If he should shoot Oswald, Sheba could be rescued. At the same time, Ruby’s car could not be moved without a tow truck. If he succeeded, the $2,000 in his pocket might be enough for bond and release from jail. If he needed more, he could direct his lawyer to the additional cash in his trunk. Most important, he would be a hero.
But he might not gain access to Oswald. Killing Oswald at the police station was problematic. No one, except the law enforcement officers who were interviewing Oswald, knew when Oswald would be moved. As the prosecutor observed, Ruby’s first obligation would have been to Sheba. His next obligation was clearly to send a money order to Little Lynn. Shooting Oswald seemed to come third.
In any event, were those the actions of a grand conspirator—especially one recruited by organized crime? Indeed, was Ruby planning to shoot Oswald ever since Friday night, as Sergeant Dean had testified at the Ruby trial? Was it a last-minute decision based on an unplanned opportunity, as prosecutor Alexander suggested? Was it a thought that arose only when Oswald came into sight—a psychotic episode, as Ruby’s trial attorney Melvin Belli claimed? Or was it the result of emotions that had built up over two days and, as Ruby himself told the Warren Commission, a decision that was made Sunday morning in order to spare Mrs. Kennedy the emotional trauma of returning to Dallas—and to show the world that a Jew had guts, as he said when he was arrested?
None of us can be certain.
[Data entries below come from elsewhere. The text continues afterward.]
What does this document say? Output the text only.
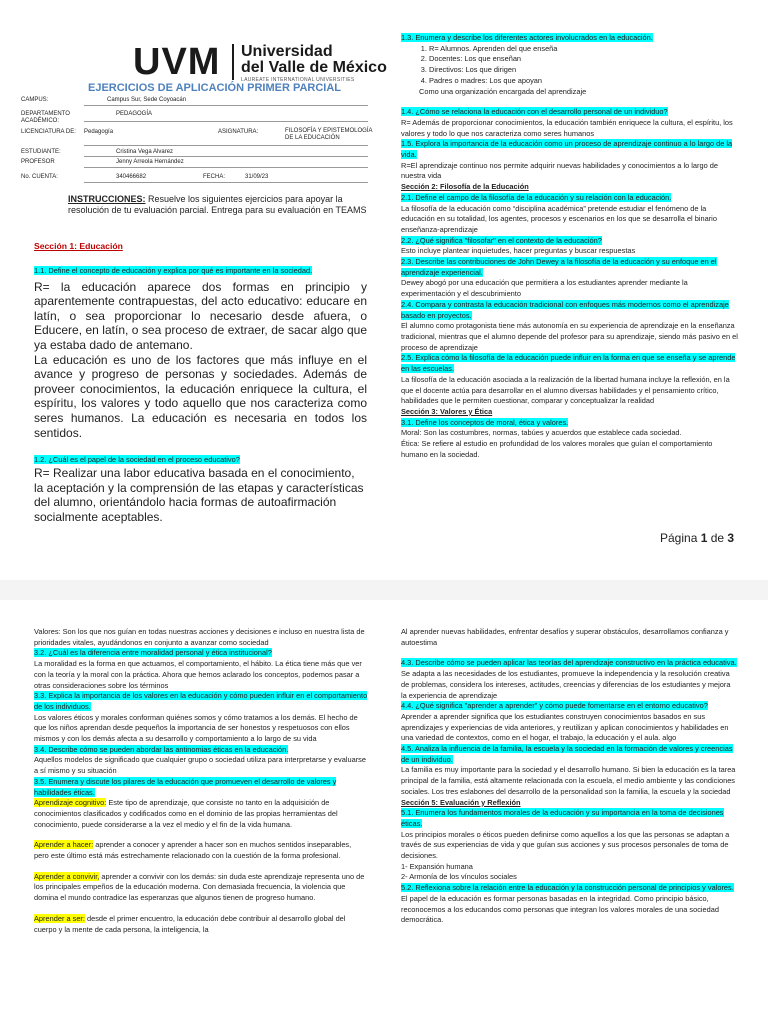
UVM Universidad
del Valle de México
LAUREATE INTERNATIONAL UNIVERSITIES
EJERCICIOS DE APLICACIÓN PRIMER PARCIAL
CAMPUS:	Campus Sur, Sede Coyoacán
DEPARTAMENTO ACADÉMICO:
PEDAGOGÍA
LICENCIATURA DE:	Pedagogía	ASIGNATURA:	FILOSOFÍA Y EPISTEMOLOGÍA DE LA EDUCACIÓN
ESTUDIANTE:	Cristina Vega Alvarez
PROFESOR	Jenny Arreola Hernández
No. CUENTA:	340466682	FECHA:	31/09/23
INSTRUCCIONES: Resuelve los siguientes ejercicios para apoyar la resolución de tu evaluación parcial. Entrega para su evaluación en TEAMS
Sección 1: Educación
1.1. Define el concepto de educación y explica por qué es importante en la sociedad.
R= la educación aparece dos formas en principio y aparentemente contrapuestas, del acto educativo: educare en latín, o sea proporcionar lo necesario desde afuera, o Educere, en latín, o sea proceso de extraer, de sacar algo que ya estaba dado de antemano.
La educación es uno de los factores que más influye en el avance y progreso de personas y sociedades. Además de proveer conocimientos, la educación enriquece la cultura, el espíritu, los valores y todo aquello que nos caracteriza como seres humanos. La educación es necesaria en todos los sentidos.
1.2. ¿Cuál es el papel de la sociedad en el proceso educativo?
R= Realizar una labor educativa basada en el conocimiento, la aceptación y la comprensión de las etapas y características del alumno, orientándolo hacia formas de autoafirmación socialmente aceptables.
1.3. Enumera y describe los diferentes actores involucrados en la educación.
1. R= Alumnos. Aprenden del que enseña
2. Docentes: Los que enseñan
3. Directivos: Los que dirigen
4. Padres o madres: Los que apoyan
Como una organización encargada del aprendizaje
1.4. ¿Cómo se relaciona la educación con el desarrollo personal de un individuo?
R= Además de proporcionar conocimientos, la educación también enriquece la cultura, el espíritu, los valores y todo lo que nos caracteriza como seres humanos
1.5. Explora la importancia de la educación como un proceso de aprendizaje continuo a lo largo de la vida.
R=El aprendizaje continuo nos permite adquirir nuevas habilidades y conocimientos a lo largo de nuestra vida
Sección 2: Filosofía de la Educación
2.1. Define el campo de la filosofía de la educación y su relación con la educación.
La filosofía de la educación como “disciplina académica” pretende estudiar el fenómeno de la educación en su totalidad, los agentes, procesos y escenarios en los que se desarrolla el binario enseñanza-aprendizaje
2.2. ¿Qué significa "filosofar" en el contexto de la educación?
Esto incluye plantear inquietudes, hacer preguntas y buscar respuestas
2.3. Describe las contribuciones de John Dewey a la filosofía de la educación y su enfoque en el aprendizaje experiencial.
Dewey abogó por una educación que permitiera a los estudiantes aprender mediante la experimentación y el descubrimiento
2.4. Compara y contrasta la educación tradicional con enfoques más modernos como el aprendizaje basado en proyectos.
El alumno como protagonista tiene más autonomía en su experiencia de aprendizaje en la enseñanza tradicional, mientras que el alumno depende del profesor para su aprendizaje, siendo más pasivo en el proceso de aprendizaje
2.5. Explica cómo la filosofía de la educación puede influir en la forma en que se enseña y se aprende en las escuelas.
La filosofía de la educación asociada a la realización de la libertad humana incluye la reflexión, en la que el docente actúa para desarrollar en el alumno diversas habilidades y el pensamiento crítico, habilidades que le permiten cuestionar, comparar y conceptualizar la realidad
Sección 3: Valores y Ética
3.1. Define los conceptos de moral, ética y valores.
Moral: Son las costumbres, normas, tabúes y acuerdos que establece cada sociedad.
Ética: Se refiere al estudio en profundidad de los valores morales que guían el comportamiento humano en la sociedad.
Página 1 de 3
Valores: Son los que nos guían en todas nuestras acciones y decisiones e incluso en nuestra lista de prioridades vitales, ayudándonos en conjunto a avanzar como sociedad
3.2. ¿Cuál es la diferencia entre moralidad personal y ética institucional?
La moralidad es la forma en que actuamos, el comportamiento, el hábito. La ética tiene más que ver con la teoría y la moral con la práctica. Ahora que hemos aclarado los conceptos, podemos pasar a otras consideraciones sobre los términos
3.3. Explica la importancia de los valores en la educación y cómo pueden influir en el comportamiento de los individuos.
Los valores éticos y morales conforman quiénes somos y cómo tratamos a los demás. El hecho de que los niños aprendan desde pequeños la importancia de ser honestos y respetuosos con ellos mismos y con los demás afecta a su desarrollo y comportamiento a lo largo de su vida
3.4. Describe cómo se pueden abordar las antinomias éticas en la educación.
Aquellos modelos de significado que cualquier grupo o sociedad utiliza para interpretarse y evaluarse a sí mismo y su situación
3.5. Enumera y discute los pilares de la educación que promueven el desarrollo de valores y habilidades éticas.
Aprendizaje cognitivo: Este tipo de aprendizaje, que consiste no tanto en la adquisición de conocimientos clasificados y codificados como en el dominio de las propias herramientas del conocimiento, puede considerarse a la vez el medio y el fin de la vida humana.
Aprender a hacer: aprender a conocer y aprender a hacer son en muchos sentidos inseparables, pero este último está más estrechamente relacionado con la cuestión de la forma profesional.
Aprender a convivir, aprender a convivir con los demás: sin duda este aprendizaje representa uno de los principales empeños de la educación moderna. Con demasiada frecuencia, la violencia que domina el mundo contradice las esperanzas que algunos tienen de progreso humano.
Aprender a ser: desde el primer encuentro, la educación debe contribuir al desarrollo global del cuerpo y la mente de cada persona, la inteligencia, la
Al aprender nuevas habilidades, enfrentar desafíos y superar obstáculos, desarrollamos confianza y autoestima
4.3. Describe cómo se pueden aplicar las teorías del aprendizaje constructivo en la práctica educativa.
Se adapta a las necesidades de los estudiantes, promueve la independencia y la resolución creativa de problemas, considera los intereses, actitudes, creencias y diferencias de los estudiantes y mejora la experiencia de aprendizaje
4.4. ¿Qué significa "aprender a aprender" y cómo puede fomentarse en el entorno educativo?
Aprender a aprender significa que los estudiantes construyen conocimientos basados en sus aprendizajes y experiencias de vida anteriores, y reutilizan y aplican conocimientos y habilidades en una variedad de contextos, como en el hogar, el trabajo, la educación y el aula. algo
4.5. Analiza la influencia de la familia, la escuela y la sociedad en la formación de valores y creencias de un individuo.
La familia es muy importante para la sociedad y el desarrollo humano. Si bien la educación es la tarea principal de la familia, está altamente relacionada con la escuela, el medio ambiente y las condiciones sociales. Los tres eslabones del desarrollo de la personalidad son la familia, la escuela y la sociedad
Sección 5: Evaluación y Reflexión
5.1. Enumera los fundamentos morales de la educación y su importancia en la toma de decisiones éticas.
Los principios morales o éticos pueden definirse como aquellos a los que las personas se adaptan a través de sus experiencias de vida y que guían sus acciones y sus procesos personales de toma de decisiones.
1- Expansión humana
2- Armonía de los vínculos sociales
5.2. Reflexiona sobre la relación entre la educación y la construcción personal de principios y valores.
El papel de la educación es formar personas basadas en la integridad. Como principio básico, reconocemos a los educandos como personas que integran los valores morales de una sociedad democrática.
I have never believed that his concern about Mrs. Kennedy was the driving force for Ruby. With the passage of time, the gathering of more information, and further reflection, I have become satisfied that his acute fear of anti–Semitism, his fury at Oswald for killing the president, and his desire for acclaim were Ruby’s primary motivators.
Every friend and stranger we interviewed gave remarkably similar descriptions of Ruby in those hours between when he learned that the president had been shot and when he gunned down Oswald. Consistently, those people described a general state of agitation and a growing obsession with the Weissman ad; a belief that the ad was connected to the shocking murder of the president; his fear that Jews would be blamed for the assassination; and a belief, as Ruby himself said, that, if the world saw that “a Jew had guts,” Jews would be absolved of blame for President Kennedy’s death.